El pensamiento de hoy día considera el trabajo como la principal fuente de riqueza y al trabajador como al primer origen del poder. Los músculos del trabajador crean la riqueza y sus votos confieren el poder. Y hoy también, según la evolución que ha venido realizándose desde algunos años reclama el obrero mayor parte de la riqueza que crea y mayor porción del poder que otorga. Por bien o por mal (y yo pienso que por bien) las clases trabajadoras han conquistado una posición en política de la que no es fácil desalojarlas. Poseen nuevas ideas y nuevos ideales, y van desenvolviéndolos en formas que alarman a los hombres cuyo conocimiento de la enseñanza de la historia no es suficiente para distinguir los motivos de esperar de las razones de temer.
Por esto el pánico levanta un grito contra el Socialismo, el Comunismo, el Fabianismo, &c., &c. Nadie sabe explicar, con satisfactoria claridad lo que significan esos rótulos. Una de las curiosidades intelectuales de nuestros días es que hay gentes que cogen una palabra, titulan con ella un partido, le dan un significado, y se escandalizan cuando el partido titulado con aquella palabra protesta contra la falsedad del significado atribuido. Así, yo tengo un amigo que repite, con deliciosa fruición, las palabras: Ultramontanismo, Papismo, Jesuitismo; ellas tienen un sabor peculiar en sus labios; le pregunto, por acaso, que me explique y defina todos los vocablos en... ismo. Me contesta que él es pobre en definiciones, pero que sabe con exactitud de que habla. ¿Qué hay que hacer con semejantes personas? Ponen el mote, y el mote determina la naturaleza, mas no una simple fisonomía de las cosas.

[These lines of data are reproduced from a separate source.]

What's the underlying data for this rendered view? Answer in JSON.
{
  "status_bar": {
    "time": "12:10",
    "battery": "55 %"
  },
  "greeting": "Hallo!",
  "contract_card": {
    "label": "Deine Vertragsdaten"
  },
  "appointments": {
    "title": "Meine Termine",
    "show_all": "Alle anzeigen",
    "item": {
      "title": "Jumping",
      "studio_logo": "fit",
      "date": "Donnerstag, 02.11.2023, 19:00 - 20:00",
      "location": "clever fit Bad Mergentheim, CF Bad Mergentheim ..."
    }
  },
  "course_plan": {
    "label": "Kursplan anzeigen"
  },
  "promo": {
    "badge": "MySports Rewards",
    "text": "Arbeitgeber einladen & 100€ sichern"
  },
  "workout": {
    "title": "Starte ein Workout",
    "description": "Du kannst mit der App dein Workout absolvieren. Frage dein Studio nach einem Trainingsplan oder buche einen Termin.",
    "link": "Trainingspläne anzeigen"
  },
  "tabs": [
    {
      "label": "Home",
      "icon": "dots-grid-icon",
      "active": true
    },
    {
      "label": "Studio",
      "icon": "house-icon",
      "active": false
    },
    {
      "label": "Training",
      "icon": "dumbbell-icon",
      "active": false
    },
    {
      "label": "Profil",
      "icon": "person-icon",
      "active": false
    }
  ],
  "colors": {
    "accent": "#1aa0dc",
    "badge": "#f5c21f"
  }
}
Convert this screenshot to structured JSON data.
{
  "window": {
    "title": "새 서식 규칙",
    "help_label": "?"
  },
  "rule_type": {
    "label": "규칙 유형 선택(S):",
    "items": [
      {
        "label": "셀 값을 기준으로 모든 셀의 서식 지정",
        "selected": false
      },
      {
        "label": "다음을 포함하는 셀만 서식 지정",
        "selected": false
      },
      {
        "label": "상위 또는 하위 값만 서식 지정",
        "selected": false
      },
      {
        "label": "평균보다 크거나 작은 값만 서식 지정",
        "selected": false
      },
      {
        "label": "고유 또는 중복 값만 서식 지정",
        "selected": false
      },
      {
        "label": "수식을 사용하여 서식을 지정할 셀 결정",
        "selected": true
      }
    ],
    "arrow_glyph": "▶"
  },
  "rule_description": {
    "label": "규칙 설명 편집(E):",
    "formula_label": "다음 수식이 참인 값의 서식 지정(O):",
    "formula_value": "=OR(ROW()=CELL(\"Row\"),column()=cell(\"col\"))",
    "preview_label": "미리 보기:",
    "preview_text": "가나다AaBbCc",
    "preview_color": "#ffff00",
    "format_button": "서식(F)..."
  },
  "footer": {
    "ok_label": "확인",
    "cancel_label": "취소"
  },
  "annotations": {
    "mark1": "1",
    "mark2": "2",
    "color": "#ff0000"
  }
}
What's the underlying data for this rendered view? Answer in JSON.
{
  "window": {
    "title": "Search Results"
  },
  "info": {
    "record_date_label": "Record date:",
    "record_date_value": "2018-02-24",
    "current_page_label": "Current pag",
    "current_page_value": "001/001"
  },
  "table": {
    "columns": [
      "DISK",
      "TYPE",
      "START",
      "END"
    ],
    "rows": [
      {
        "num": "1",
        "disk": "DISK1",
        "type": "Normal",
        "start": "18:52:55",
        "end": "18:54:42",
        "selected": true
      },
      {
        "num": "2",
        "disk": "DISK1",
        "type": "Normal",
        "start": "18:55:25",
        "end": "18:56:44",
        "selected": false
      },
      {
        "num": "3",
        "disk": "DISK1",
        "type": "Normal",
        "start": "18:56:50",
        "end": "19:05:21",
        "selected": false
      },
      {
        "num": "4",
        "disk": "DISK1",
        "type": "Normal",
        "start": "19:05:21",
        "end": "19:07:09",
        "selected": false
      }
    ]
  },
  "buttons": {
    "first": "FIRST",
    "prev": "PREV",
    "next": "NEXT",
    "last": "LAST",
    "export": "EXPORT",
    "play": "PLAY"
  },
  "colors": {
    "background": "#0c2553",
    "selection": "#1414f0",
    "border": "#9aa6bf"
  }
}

Mi amigo tiene algunos imitadores, que también motejan, y en la misma forma. Por esto presenciamos ataques contra el Socialismo, y ataques a veces que, en mi humilde opinión, pueden producir el daño de hacer creer que la Iglesia toma partido contra la causa de las clases trabajadoras. Atáquese, por todos los medios, lo que tiene de inmoral y de irreligioso el Socialismo; pero cuidemos muy bien de atacar y aún de parecer que atacamos los justos clamores del trabajador, no sea que se nos acuse de ser peones al arbitrio de los políticos y enemigos de las enseñanzas de León XIII ¡que definió la causa del obrero con tanta firmeza que los interesados le llamaron el Papa Socialista!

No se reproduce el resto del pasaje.